The giant leaf frog is a nocturnal, arboreal frog. Males call from trees in tropical humid forests. Males fight each other for mating rights by using their heads to attempt to separate another male who is attached to a female. Males fend off rivals using a series of aggressive calls and use their hind legs to push away the rival. During mating season, males may be targeted more by predators as the fights between males are very vocal and can be easily heard by predators. However, to combat this, giant leaf frogs produce peptides in their skin that serves as a chemical defence. Giant leaf frogs reproduce like most frog species through amplexus, where the male climbs onto the female's back to fertilize the eggs. The female and male construct a leaf-nest above forest pools, where the eggs are laid in a gelatinous mass of about 70 cm above the water. The eggs hatch from these nests in approximately 14 days, and the tadpoles fall into the water, where they continue the development into adult frogs.
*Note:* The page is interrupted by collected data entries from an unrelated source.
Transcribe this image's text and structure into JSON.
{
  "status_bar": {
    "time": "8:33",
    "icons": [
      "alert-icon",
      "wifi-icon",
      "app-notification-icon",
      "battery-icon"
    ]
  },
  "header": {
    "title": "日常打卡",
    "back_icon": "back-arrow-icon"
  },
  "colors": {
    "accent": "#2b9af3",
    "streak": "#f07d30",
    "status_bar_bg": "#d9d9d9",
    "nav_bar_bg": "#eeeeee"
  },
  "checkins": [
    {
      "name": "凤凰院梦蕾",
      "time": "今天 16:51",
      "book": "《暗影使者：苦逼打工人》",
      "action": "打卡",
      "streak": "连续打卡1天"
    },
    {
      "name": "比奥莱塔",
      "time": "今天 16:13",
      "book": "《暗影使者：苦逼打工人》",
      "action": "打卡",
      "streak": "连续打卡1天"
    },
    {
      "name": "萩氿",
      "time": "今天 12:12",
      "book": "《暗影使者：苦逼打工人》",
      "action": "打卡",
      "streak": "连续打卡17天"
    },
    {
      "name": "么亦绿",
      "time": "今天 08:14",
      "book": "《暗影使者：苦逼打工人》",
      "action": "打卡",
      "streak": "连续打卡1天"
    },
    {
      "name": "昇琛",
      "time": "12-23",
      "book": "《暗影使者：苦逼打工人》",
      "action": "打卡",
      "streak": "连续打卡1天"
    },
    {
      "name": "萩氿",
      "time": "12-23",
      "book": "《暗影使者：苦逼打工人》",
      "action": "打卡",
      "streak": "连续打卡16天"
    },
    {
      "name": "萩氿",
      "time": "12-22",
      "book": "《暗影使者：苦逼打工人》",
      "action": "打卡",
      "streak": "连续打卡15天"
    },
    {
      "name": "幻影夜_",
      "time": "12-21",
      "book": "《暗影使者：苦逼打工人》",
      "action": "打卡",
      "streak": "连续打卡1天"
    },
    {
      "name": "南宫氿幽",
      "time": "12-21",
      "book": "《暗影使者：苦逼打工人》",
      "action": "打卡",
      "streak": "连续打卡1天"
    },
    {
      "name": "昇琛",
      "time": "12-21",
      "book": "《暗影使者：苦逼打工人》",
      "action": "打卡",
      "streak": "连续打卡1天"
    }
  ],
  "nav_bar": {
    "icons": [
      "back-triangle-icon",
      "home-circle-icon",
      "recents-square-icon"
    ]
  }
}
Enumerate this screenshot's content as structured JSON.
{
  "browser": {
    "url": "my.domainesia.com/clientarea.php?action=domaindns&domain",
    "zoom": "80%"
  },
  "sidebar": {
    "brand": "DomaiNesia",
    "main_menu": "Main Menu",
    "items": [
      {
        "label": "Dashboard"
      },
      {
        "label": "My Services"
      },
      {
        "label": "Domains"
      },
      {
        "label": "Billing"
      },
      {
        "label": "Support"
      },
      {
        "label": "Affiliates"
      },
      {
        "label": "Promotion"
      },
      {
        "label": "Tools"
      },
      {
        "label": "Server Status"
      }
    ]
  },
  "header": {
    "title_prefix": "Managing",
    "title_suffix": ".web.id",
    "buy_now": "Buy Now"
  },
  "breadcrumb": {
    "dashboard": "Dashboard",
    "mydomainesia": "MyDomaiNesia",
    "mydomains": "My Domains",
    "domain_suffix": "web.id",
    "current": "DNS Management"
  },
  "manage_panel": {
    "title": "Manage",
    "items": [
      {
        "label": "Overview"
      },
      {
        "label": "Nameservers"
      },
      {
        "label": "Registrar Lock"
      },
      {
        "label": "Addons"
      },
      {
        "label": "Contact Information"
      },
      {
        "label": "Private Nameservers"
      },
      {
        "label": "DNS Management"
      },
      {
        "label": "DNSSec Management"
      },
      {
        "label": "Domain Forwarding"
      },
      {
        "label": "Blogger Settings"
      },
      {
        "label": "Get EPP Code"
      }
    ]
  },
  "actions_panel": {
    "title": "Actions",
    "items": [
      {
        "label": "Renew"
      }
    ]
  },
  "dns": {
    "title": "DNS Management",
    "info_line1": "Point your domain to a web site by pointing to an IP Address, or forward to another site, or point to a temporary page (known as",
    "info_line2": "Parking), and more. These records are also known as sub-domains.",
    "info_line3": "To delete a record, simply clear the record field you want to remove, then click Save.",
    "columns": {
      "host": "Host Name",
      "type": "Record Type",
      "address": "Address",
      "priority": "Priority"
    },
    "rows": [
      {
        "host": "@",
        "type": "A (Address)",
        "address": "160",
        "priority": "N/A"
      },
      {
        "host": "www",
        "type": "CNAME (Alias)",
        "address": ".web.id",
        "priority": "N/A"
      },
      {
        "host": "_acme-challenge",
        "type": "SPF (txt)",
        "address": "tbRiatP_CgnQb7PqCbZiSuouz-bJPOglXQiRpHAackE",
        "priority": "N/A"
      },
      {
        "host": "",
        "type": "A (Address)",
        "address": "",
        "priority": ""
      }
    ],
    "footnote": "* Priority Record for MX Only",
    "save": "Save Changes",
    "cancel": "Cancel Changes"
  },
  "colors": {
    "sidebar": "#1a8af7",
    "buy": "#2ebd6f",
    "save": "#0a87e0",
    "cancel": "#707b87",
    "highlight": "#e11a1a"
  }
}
Peak reproduction occurs during the rainy season. Eggs of the giant leaf frog are heavily predated and have a predation rate of up to 61%. Species that prey on the eggs include rove beetles, phorid flies, mammals – possibly tufted capuchins– and other predators, such as banded cat-eyed snakes. The eggs are predated because they are source of protein for predators.

==Conservation==
The IUCN endangered species database lists them in the "Least Concern" category, in view of their current wide distribution and large population.

==Medicinal use==

The skin secretion of the giant leaf frog is known as Vacina do sapo (frog vaccine) and contains the opioid peptides deltorphin, deltorphin I, deltorphin II and dermorphin. The secretion, known as Kambo or Sapo, has seen increasing popularity in cleansing rituals, where it induces intense vomiting.